REPUBLIKA.CO.ID, BRUSSELS -- Para pemimpin negara Eropa akan berusaha mencegah terjadinya konflik terbuka antara Iran dan Amerika Serikat (AS). Eropa menilai kesalahan perhitungan dari kedua belah pihak dapat memicu terjadinya krisis proliferasi nuklir yang serius.
Uni Eropa dijadwalkan menggelar pertemuan darurat pada Jumat (10/1) sore. Para menteri luar negeri anggota akan menerima pengarahan tentang situasi terkini di kawasan Timur Tengah dari Sekretaris Jenderal Pakta Pertahanan Atlantik Utara (NATO) Jens Stoltenberg.
"Keinginan Iran mencegah esklasi krisis telah memberi kami waktu, itu memiliki efek untuk sedikit mengurangi hal ini," ujar diplomat senior Uni Eropa.
Dalam pertemuan tersebut akan turut dibahas mengenai perjanjian nuklir 2015 atau Joint Comprehensive Plan of Action (JCPOA). Iran diketahui telah menyatakan tak akan lagi terikat dalam komitmen JCPOA setelah AS membunuh Komandan Pasukan Quds Mayor Jenderal Qasem Soleimani. Iran mengatakan akan melanjutkan upaya pengayaan uranium.
"Iran belum menetapkan target atau tenggat waktu ketika menyangkut target pengayaan uranium, sehingga memberi kita waktu," kata seorang diplomat Uni Eropa.
Menteri Luar Negeri Prancis Jean-Yves Le Drian telah memperingatkan tentang potensi Iran memiliki senjata nuklir jika terus mengabaikan JCPOA. "Jika mereka terus mengurai perjanjjian Wina (JCPOA), maka dalam periode waktu yang cukup singkat, antara satu dan dua tahun, mereka (Iran) bisa memiliki akses ke senjata nuklir," ujar Le Drian.
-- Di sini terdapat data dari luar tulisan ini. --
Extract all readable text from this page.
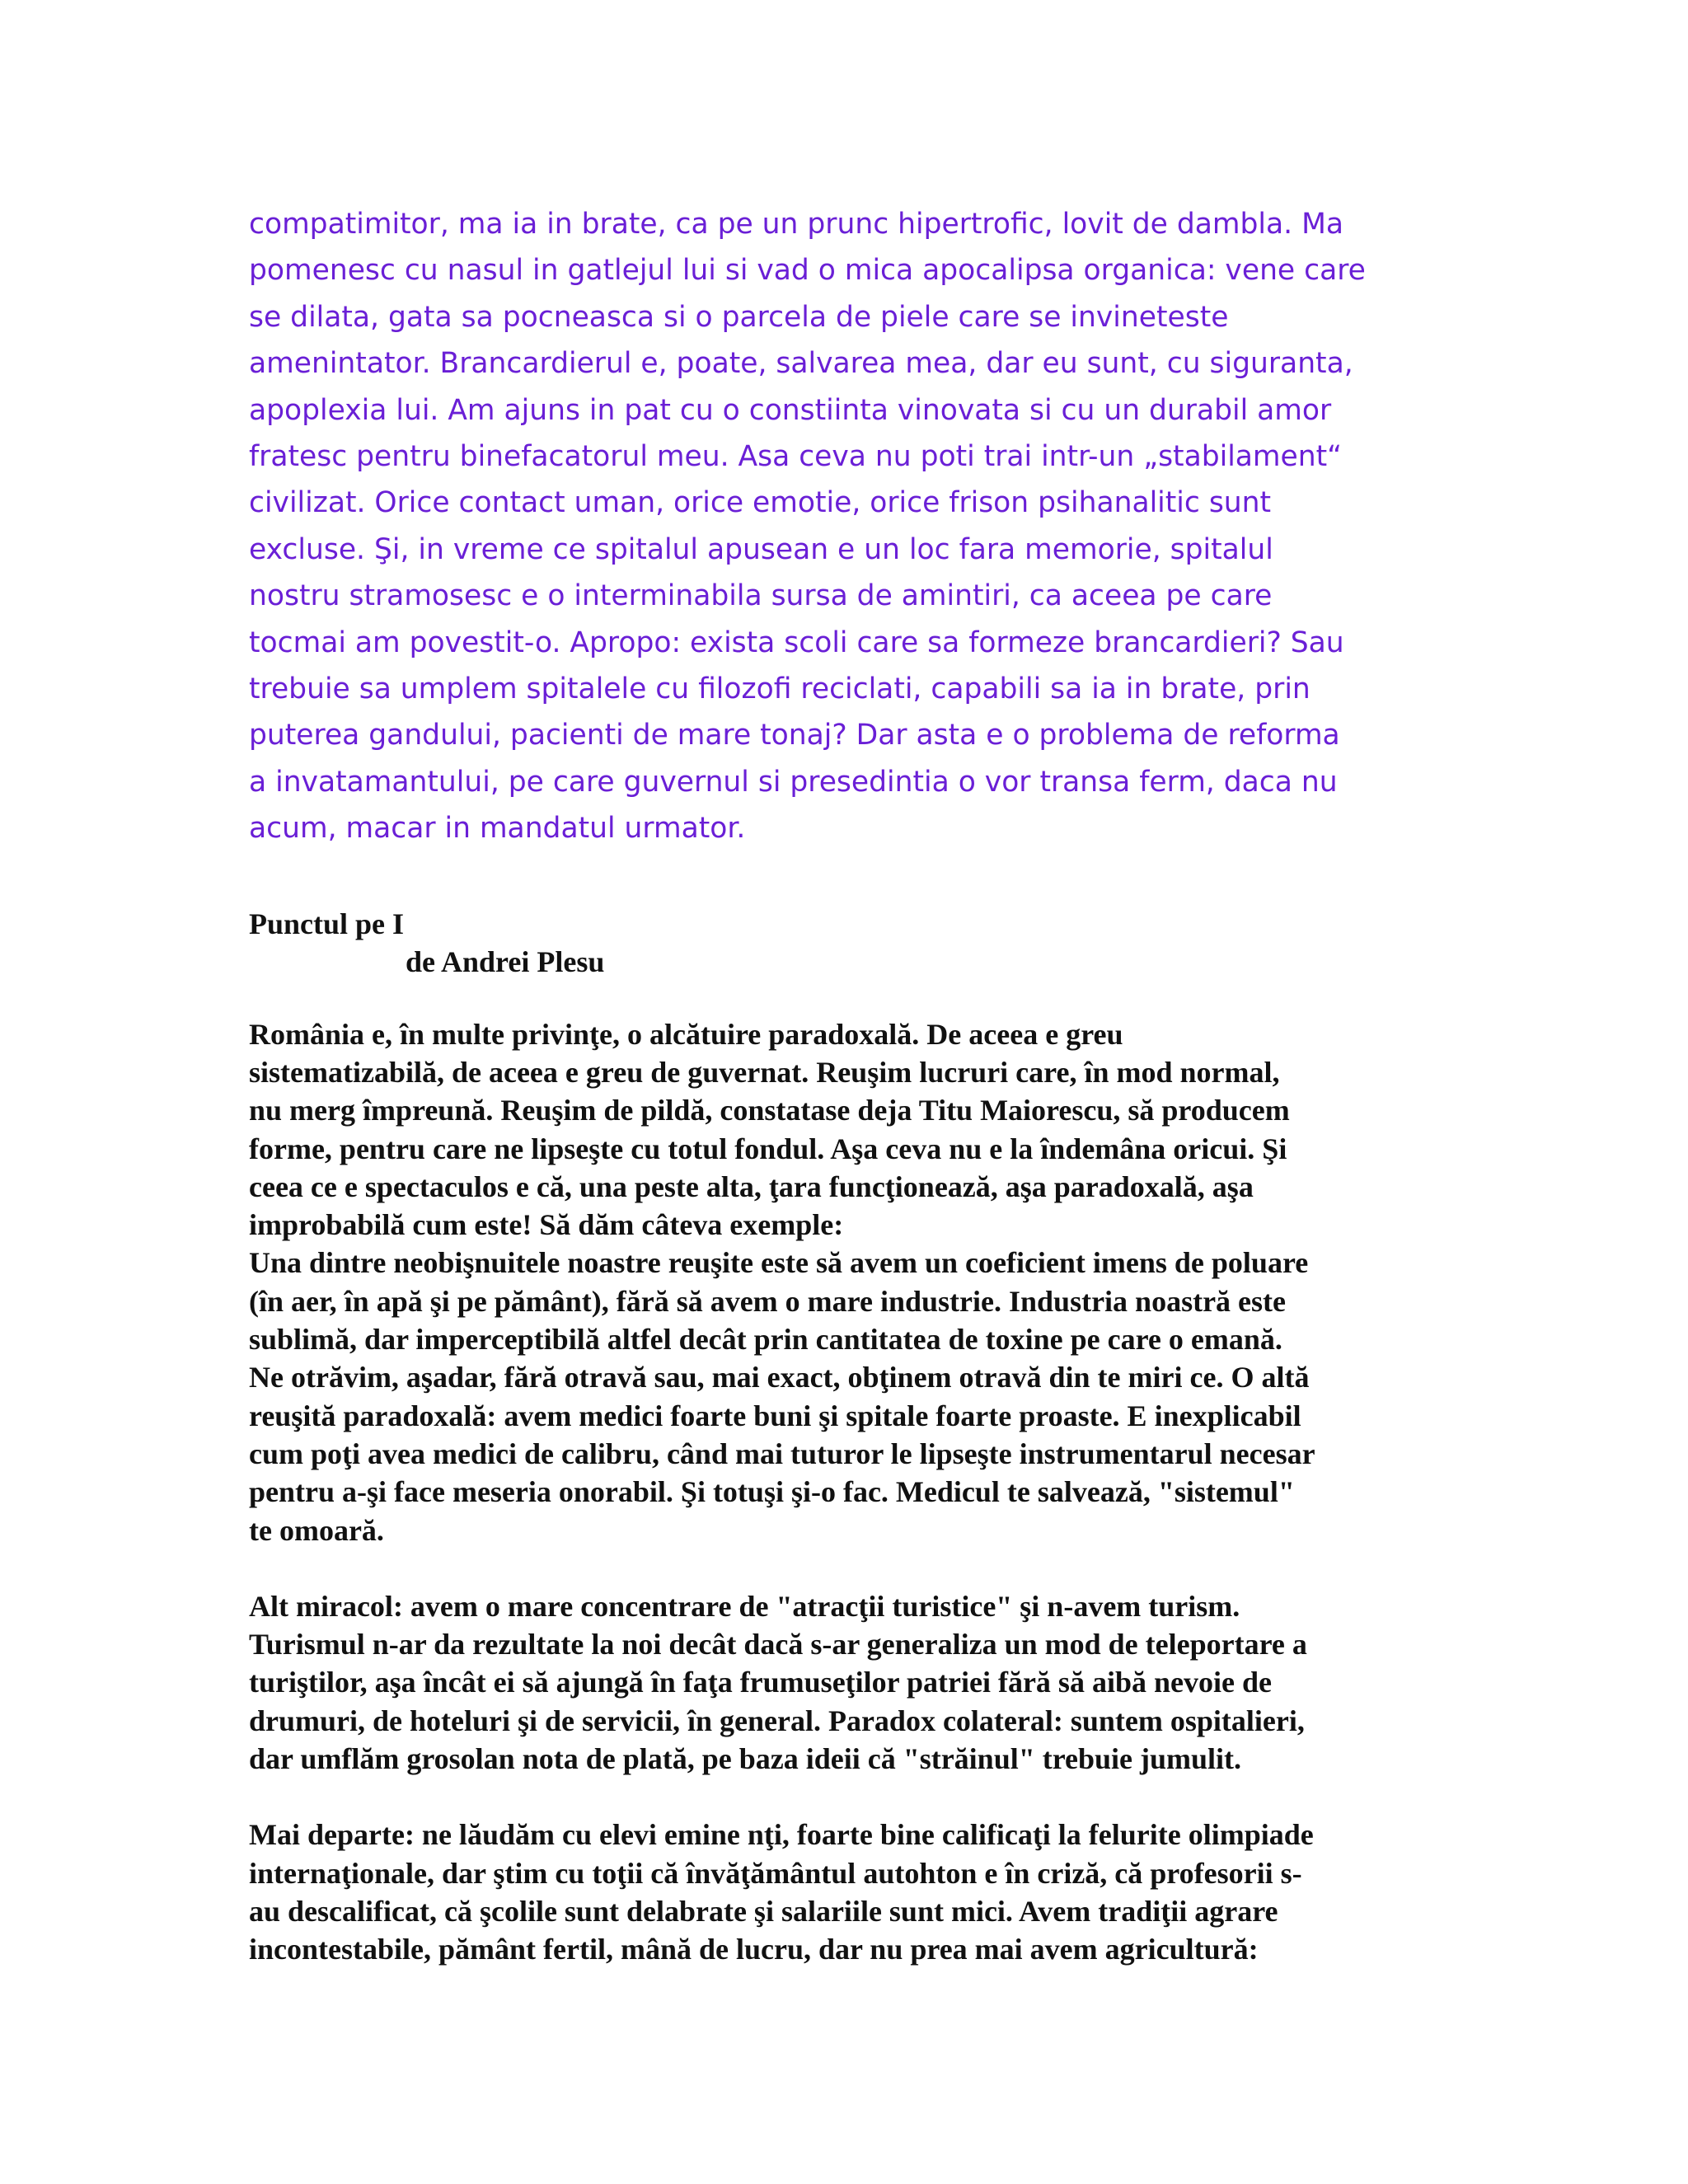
compatimitor, ma ia in brate, ca pe un prunc hipertrofic, lovit de dambla. Ma
pomenesc cu nasul in gatlejul lui si vad o mica apocalipsa organica: vene care
se dilata, gata sa pocneasca si o parcela de piele care se invineteste
amenintator. Brancardierul e, poate, salvarea mea, dar eu sunt, cu siguranta,
apoplexia lui. Am ajuns in pat cu o constiinta vinovata si cu un durabil amor
fratesc pentru binefacatorul meu. Asa ceva nu poti trai intr-un „stabilament“
civilizat. Orice contact uman, orice emotie, orice frison psihanalitic sunt
excluse. Şi, in vreme ce spitalul apusean e un loc fara memorie, spitalul
nostru stramosesc e o interminabila sursa de amintiri, ca aceea pe care
tocmai am povestit-o. Apropo: exista scoli care sa formeze brancardieri? Sau
trebuie sa umplem spitalele cu filozofi reciclati, capabili sa ia in brate, prin
puterea gandului, pacienti de mare tonaj? Dar asta e o problema de reforma
a invatamantului, pe care guvernul si presedintia o vor transa ferm, daca nu
acum, macar in mandatul urmator.
Punctul pe I
de Andrei Plesu
România e, în multe privinţe, o alcătuire paradoxală. De aceea e greu
sistematizabilă, de aceea e greu de guvernat. Reuşim lucruri care, în mod normal,
nu merg împreună. Reuşim de pildă, constatase deja Titu Maiorescu, să producem
forme, pentru care ne lipseşte cu totul fondul. Aşa ceva nu e la îndemâna oricui. Şi
ceea ce e spectaculos e că, una peste alta, ţara funcţionează, aşa paradoxală, aşa
improbabilă cum este! Să dăm câteva exemple:
Una dintre neobişnuitele noastre reuşite este să avem un coeficient imens de poluare
(în aer, în apă şi pe pământ), fără să avem o mare industrie. Industria noastră este
sublimă, dar imperceptibilă altfel decât prin cantitatea de toxine pe care o emană.
Ne otrăvim, aşadar, fără otravă sau, mai exact, obţinem otravă din te miri ce. O altă
reuşită paradoxală: avem medici foarte buni şi spitale foarte proaste. E inexplicabil
cum poţi avea medici de calibru, când mai tuturor le lipseşte instrumentarul necesar
pentru a-şi face meseria onorabil. Şi totuşi şi-o fac. Medicul te salvează, "sistemul"
te omoară.
Alt miracol: avem o mare concentrare de "atracţii turistice" şi n-avem turism.
Turismul n-ar da rezultate la noi decât dacă s-ar generaliza un mod de teleportare a
turiştilor, aşa încât ei să ajungă în faţa frumuseţilor patriei fără să aibă nevoie de
drumuri, de hoteluri şi de servicii, în general. Paradox colateral: suntem ospitalieri,
dar umflăm grosolan nota de plată, pe baza ideii că "străinul" trebuie jumulit.
Mai departe: ne lăudăm cu elevi emine nţi, foarte bine calificaţi la felurite olimpiade
internaţionale, dar ştim cu toţii că învăţământul autohton e în criză, că profesorii s-
au descalificat, că şcolile sunt delabrate şi salariile sunt mici. Avem tradiţii agrare
incontestabile, pământ fertil, mână de lucru, dar nu prea mai avem agricultură:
Pekan ini Presiden Komisi Eropa Ursula vonder Leyen mengatakan, dari sudut pandang Eropa, penting bagi Iran untuk kembali ke kesepakatan nuklir. "Kita harus meyakinkan Iran bahwa hal itu juga untuk kepentingannya sendiri," ucapnya.
Kendati demikian, pada Selasa (7/1) lalu, Wakil Menteri Luar Negeri Iran Abbas Araqchi menyatakan negaranya siap bertahan dalam JCPOA. "Langkah kelima pemulihan Iran mengurangi komitmen terhadap perjanjian nuklir Juli 2015 tidak berarti kesepakatan itu telah berakhir atau Iran ingin menarik diri darinya. Itu hanya berarti bahwa kami telah mencapai keseimbangan yang wajar di JCPOA," kata dia, dikutip di Anadolu Agency.
Dia mengatakan Iran tetap bisa bertahan dalam JCPOA. "Jika pihak lain tetap berkomitmen pada ketentuan-ketentuannya," ujar Araqchi.